2. The data comparison method of claim 1, wherein the hash tree is a prime number based hash tree.

3. The method of claim 2, wherein the trial insertion process comprises:

carrying out Hash operation on the keywords of the Hash nodes to obtain random numbers, and entering a position searching step;

the position searching step is that the node position corresponding to the hash node is determined according to the random number and the prime number corresponding to the current searching layer in the hash tree;

inserting the hash node into the node location when the node location is unoccupied;

when the node position is occupied, if the node of the node position is matched with the hash node, determining that the node matched with the hash node exists in the hash tree; and if the node at the node position is not matched with the Hash node, updating the current search layer according to a preset rule, and entering the position search step.

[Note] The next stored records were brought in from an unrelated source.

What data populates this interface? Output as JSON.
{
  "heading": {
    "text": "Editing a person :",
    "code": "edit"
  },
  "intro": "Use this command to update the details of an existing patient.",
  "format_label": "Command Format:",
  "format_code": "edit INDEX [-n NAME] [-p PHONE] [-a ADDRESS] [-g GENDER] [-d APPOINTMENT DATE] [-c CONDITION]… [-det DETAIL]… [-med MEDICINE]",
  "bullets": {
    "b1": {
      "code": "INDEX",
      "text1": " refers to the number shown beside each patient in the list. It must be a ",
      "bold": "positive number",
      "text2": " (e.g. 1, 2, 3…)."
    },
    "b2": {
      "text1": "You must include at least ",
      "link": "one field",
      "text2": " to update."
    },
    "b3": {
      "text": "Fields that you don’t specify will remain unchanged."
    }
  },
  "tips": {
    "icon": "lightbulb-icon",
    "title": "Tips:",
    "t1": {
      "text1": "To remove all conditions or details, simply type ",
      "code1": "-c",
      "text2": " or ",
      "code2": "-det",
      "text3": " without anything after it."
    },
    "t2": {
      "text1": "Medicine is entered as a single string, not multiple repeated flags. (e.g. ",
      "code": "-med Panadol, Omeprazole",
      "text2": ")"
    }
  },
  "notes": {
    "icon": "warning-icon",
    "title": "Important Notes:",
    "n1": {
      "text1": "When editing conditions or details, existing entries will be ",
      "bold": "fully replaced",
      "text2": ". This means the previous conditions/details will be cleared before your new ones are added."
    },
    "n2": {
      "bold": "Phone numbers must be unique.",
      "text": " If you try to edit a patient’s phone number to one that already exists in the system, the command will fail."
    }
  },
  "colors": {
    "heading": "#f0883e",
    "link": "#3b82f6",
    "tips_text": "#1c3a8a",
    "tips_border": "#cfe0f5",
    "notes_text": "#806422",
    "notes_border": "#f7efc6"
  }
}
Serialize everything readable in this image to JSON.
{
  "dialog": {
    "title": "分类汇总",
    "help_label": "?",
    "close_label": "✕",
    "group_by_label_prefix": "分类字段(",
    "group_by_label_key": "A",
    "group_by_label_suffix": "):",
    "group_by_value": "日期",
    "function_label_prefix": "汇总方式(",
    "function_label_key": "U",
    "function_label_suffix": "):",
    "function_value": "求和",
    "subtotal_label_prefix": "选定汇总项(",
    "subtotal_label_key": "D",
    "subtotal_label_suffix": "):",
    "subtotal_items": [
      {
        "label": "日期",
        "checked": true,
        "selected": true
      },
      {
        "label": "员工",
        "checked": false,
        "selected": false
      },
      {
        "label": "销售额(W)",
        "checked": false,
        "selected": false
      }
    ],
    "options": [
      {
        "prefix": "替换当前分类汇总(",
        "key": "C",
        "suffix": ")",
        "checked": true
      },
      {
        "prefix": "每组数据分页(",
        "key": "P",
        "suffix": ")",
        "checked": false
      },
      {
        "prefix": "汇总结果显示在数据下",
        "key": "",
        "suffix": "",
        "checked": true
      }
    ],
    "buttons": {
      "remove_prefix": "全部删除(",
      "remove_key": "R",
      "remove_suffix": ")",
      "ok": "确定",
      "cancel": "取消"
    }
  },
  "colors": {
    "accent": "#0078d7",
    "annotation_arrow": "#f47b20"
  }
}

4. The method of claim 2, wherein the prime number sequences used to construct the hash tree are 3, 5, 7, 11, 13, 17, 19, 23, 29.

5. A server, comprising:

at least one processor; and the number of the first and second groups,

a memory communicatively coupled to the at least one processor; wherein the content of the first and second substances,

the memory stores instructions executable by the at least one processor to enable the at least one processor to perform the data alignment method of any one of claims 1 to 4.

6. A computer-readable storage medium storing a computer program, wherein the computer program is configured to implement the data matching method according to any one of claims 1 to 4 when executed by a processor.